Leaving the family home — the realisation
I have been feeling so lost, so unsure about what the future holds, I have spent much of the past few months in bed, hoping that someone else would tell me how it will unfold. Two weeks ago, I pulled myself together. Life isn’t going to continue the way it has been, and maybe that’s a very good thing. After all, publishing is rather more unpredictable than it has ever been. The good news is, my husband and I really like each other, so the prospect of being alone together without any distractions is unlikely to send us heading to the divorce court. I’m really looking forward to us being able to give each other undivided attention.
And we don’t need all that space. Post-Covid, the property market is stronger than ever before, with houses in my coastal town going for record prices now that everyone is trying to escape the city for more space. It was almost as if hanging on to our house was hanging on to a life that isn’t ours anymore. The children are not coming back. Those bedrooms will continue to be both immaculate, and empty.
What comes next after leaving the family home
So it finally occurred to us that we could do something completely different with our lives. Friends of ours have rented their house and gone off on a boat for a year, sailing round the Caribbean and the Bahamas – Americans think of the Caribbean as their backyard so it’s not as grand as it sounds. My husband has tried to convince me that this is what we should be doing, but I am not so sure. I think I am finally ready to embrace change. Real change. Not just swapping one house for another.
The world is our oyster. I didn’t think I was ready for it.
We started to talk about what we might do, where we might go; what the second half of our lives might look like. Perhaps we will go to live in India for a while, in order for me to research a new book set in Rishikesh in the 1960’s. Perhaps we will fulfil a lifelong dream to own a small farm, to homestead, to raise chickens and goats, to throw pop-up suppers and set up a weekly farmer’s market, to sell our own goat cheese and eggs, candles scented with herbs from the farm.
As a novelist, I can work from anywhere. My husband, who once worked in investment, is now a therapist. Covid means that he can work from anywhere too, Zoom having changed all of our lives forever.
Beginning our next chapter
The world is our oyster. I didn’t think I was ready for it.
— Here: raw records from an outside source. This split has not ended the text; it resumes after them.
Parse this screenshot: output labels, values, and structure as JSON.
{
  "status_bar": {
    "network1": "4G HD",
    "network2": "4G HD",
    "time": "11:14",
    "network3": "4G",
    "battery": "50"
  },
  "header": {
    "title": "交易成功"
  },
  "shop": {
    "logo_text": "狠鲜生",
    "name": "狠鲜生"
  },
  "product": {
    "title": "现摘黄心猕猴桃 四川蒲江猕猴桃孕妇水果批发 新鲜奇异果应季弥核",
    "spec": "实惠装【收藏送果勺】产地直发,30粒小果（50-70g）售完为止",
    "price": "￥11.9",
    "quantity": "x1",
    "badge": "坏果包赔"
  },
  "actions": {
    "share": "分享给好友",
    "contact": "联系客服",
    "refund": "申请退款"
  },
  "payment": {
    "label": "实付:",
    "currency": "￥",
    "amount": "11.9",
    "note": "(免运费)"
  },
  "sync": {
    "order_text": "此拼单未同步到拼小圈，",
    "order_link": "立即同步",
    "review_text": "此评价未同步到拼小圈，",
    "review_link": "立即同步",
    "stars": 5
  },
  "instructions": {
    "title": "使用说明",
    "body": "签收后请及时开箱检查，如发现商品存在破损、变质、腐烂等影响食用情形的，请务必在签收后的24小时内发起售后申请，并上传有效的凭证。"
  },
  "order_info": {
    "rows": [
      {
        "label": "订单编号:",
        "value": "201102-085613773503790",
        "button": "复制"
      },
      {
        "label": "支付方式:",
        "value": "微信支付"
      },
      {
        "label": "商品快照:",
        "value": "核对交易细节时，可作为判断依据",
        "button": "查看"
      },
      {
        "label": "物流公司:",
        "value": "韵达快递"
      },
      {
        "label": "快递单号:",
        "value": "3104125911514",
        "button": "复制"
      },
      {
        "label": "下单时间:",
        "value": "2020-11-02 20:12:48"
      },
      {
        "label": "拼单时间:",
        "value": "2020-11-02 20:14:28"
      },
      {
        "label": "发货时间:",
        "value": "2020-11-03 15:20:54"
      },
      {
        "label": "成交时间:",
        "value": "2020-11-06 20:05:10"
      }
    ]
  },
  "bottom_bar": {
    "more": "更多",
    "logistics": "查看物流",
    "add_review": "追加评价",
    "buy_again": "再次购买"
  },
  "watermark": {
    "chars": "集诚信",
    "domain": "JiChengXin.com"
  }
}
I’m still not sure, but there’s no changing it. Sometimes I wake up at three in the morning, terrified. Are we doing the right thing, selling a home we love as much as this? Where will we end up? Are we completely out of our minds? Other nights I wake up at three in the morning, filled with excitement and possibility.
I have learned that there is nothing harder than living in discomfort, living with the unknown, but sometimes great change comes when you are able to do it, to stop for a while and let life unfold in the way it is supposed to.
And so, I don’t know what the second act holds exactly, but I do know that life is where you look, that if I am willing to embrace change, to let life unfold as it is supposed to, to embrace it all as part of the journey, it will be fine, and I will end up exactly where I am supposed to be.
I don’t know whether that is as a novelist, a writer, a candle-maker, an artist, or a farmer. But I do know that finally, finally, I’m ready to be something other than a mother who is counting the minutes until her children return. Finally, I’m ready to close the door on the family home.